The 2023-2025 Strategic Plan process included three key phases:

• Phase I – the Board conducted an organizational assessment and participated in an educational session to review the findings from the assessment and explore implications for NOAH’s operations and strategic planning.

• Phase II – the Strategic Priorities Task Force, consisting of staff and Board members, explored insights and experiences since the completion of NOAH’s 2016 strategic planning work and framed a market research plan to inform the planning work.
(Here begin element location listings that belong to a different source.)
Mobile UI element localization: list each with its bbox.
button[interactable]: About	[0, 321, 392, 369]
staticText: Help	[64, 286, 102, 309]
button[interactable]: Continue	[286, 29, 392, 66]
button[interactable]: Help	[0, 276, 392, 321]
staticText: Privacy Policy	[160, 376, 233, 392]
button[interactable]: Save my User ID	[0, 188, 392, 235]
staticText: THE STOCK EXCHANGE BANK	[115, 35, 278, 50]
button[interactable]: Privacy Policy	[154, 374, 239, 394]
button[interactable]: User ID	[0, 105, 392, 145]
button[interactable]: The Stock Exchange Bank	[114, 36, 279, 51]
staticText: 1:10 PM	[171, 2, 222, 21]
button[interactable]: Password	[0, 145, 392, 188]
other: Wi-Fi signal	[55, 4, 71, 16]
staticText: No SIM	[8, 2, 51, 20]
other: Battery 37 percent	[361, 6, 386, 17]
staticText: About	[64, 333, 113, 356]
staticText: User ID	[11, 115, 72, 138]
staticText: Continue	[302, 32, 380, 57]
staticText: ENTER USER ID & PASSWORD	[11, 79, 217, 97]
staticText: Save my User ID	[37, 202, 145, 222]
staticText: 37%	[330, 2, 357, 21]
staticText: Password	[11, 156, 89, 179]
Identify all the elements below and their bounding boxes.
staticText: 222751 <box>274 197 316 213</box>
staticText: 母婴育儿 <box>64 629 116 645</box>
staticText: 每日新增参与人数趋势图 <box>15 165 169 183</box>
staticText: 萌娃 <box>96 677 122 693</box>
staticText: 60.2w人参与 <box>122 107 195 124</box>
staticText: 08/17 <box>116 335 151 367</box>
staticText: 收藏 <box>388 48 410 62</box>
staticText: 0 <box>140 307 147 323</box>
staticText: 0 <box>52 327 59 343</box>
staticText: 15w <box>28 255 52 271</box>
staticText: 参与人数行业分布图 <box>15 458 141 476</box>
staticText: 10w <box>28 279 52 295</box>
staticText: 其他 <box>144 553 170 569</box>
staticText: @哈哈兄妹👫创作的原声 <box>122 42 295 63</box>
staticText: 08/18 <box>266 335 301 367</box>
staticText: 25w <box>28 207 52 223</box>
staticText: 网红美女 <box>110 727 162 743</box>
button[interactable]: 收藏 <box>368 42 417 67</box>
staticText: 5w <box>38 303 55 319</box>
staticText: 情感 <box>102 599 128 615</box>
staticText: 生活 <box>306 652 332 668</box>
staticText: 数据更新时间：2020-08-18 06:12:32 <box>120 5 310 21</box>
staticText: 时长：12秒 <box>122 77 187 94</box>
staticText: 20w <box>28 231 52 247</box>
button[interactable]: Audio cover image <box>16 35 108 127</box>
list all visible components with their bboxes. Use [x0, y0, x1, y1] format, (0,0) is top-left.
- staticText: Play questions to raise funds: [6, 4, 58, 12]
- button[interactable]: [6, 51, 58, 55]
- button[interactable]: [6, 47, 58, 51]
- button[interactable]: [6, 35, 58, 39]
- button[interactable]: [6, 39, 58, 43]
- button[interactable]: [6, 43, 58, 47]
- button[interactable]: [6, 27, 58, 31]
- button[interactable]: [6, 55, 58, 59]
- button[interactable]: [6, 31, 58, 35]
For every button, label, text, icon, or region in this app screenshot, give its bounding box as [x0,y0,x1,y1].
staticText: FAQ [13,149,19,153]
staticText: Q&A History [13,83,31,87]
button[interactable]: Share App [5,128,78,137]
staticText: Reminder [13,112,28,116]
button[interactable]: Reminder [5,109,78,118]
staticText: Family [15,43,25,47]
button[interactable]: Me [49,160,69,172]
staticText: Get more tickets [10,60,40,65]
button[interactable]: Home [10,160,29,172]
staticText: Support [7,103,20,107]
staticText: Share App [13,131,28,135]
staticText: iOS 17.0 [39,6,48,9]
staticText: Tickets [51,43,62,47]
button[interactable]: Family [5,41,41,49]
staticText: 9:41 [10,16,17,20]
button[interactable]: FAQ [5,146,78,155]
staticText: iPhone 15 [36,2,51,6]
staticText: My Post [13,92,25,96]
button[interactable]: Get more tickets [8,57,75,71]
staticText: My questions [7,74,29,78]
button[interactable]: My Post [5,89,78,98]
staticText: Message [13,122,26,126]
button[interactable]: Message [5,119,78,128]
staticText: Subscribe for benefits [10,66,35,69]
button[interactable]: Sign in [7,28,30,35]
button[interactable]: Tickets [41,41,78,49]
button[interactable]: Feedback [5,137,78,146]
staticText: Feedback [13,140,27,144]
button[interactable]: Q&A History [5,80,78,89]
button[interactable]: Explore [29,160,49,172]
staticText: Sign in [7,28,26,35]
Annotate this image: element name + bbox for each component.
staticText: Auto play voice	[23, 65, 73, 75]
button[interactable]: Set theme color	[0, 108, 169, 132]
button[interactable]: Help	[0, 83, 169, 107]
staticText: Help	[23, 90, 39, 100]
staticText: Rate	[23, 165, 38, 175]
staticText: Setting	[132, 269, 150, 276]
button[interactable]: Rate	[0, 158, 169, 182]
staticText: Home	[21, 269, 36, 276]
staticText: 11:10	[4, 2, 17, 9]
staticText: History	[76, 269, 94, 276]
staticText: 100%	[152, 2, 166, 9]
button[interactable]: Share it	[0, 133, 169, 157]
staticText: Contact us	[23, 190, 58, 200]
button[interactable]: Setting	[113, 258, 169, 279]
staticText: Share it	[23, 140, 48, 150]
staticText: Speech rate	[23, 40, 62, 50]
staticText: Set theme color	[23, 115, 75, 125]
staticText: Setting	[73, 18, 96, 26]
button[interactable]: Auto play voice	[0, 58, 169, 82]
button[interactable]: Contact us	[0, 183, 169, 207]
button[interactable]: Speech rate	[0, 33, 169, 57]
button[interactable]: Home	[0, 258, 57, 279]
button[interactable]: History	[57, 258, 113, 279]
The market research plan consisted of stakeholder surveys, one-on-one and small group interviews, an exploration of several comparable organizations whose operations and program portfolio could inform NOAH’s choices, and a program-mapping exercise during which a visualization tool was developed to map NOAH’s programs and facilitate trade-off and investment discussions. The results of the research were reviewed by the full Board during facilitated sessions when the Board re-examined NOAH’s externally-facing statements (Vision, Mission, Values) and provided the foundation for the Executive Director to draft 3-5 Strategic Priorities for the planning horizon.

• Phase III – Board members participated in small Tactical Planning Teams to craft Goals and Objectives for their assigned Strategic Priority. These individual plans were reviewed and aligned by the full Board during a virtual retreat in November 2022.

Throughout the process four topics emerged as immediate priorities. In a continuing effort to strengthen organizational infrastructure, our Strategic Priorities Task Force would identify Strategic Priority 1 as Strengthening Board governance and capacity. Goals include refining committee structure, clarifying roles and responsibilities, and developing a board leadership pipeline to ensure NOAH’s future.

As we reviewed our programs and services, the Strategic Priorities Task Force chose to focus on NOAH’s programs and the diversity of our community by making Strategic Priority 2 to Ensure content and access of programs and services reflect the diversity of the albinism community. The goals of this priority are to provide a portfolio of programs and services that meets or exceeds the needs of our community and to affirm and center NOAH’s commitment to principles and practices of diversity, equity, and inclusion.

Strategic Priority 3 would focus on NOAH’s funding. To Ensure that NOAH’s operational funds are sufficient, reliable, and flexible, theTactical Planning Team for this priority set goals to strengthen and leverage the Board’s role in fund development; build reliable, unrestricted contributed revenue to fuel operational flexibility; and explore vehicles to preserve NOAH’s long-term sustainability.

Last, but certainly not least, Strategic Priority 4 was identified to Expand and nurture NOAH’s advocacy, awareness, and communication among our stakeholder community. With a goal of making ourselves well known by target audiences, our Tactical Planning Team also set goals of actively and broadly communicating the impact of NOAH’s work, donor contributions, and volunteer efforts as well as cultivating partnerships (with professionals, corporations, and other nonprofit organizations) to support NOAH’s growth and operations.

These four Strategic Priorities will be the beacon of navigation for NOAH staff and the Board of Directors over the next three years. I encourage the NOAH community to join us on this journey, continuing the long-standing history of community support and engagement as we work together to carry on NOAH’s Mission and make NOAH’s Vision a reality.


NOAH’s Mission

NOAH’s mission is to act as a conduit for accurate and authoritative information about all aspects of living with albinism and to provide a place where people with albinism and their families in the U.S. and Canada can find acceptance, support and fellowship.

NOAH’s Vision

We envision a world where people with albinism are empowered to be fully functioning members of society, where barriers and the stigma of difference no longer exist, and where people with albinism have a quality of life that is rewarding, dignified, and fulfilling.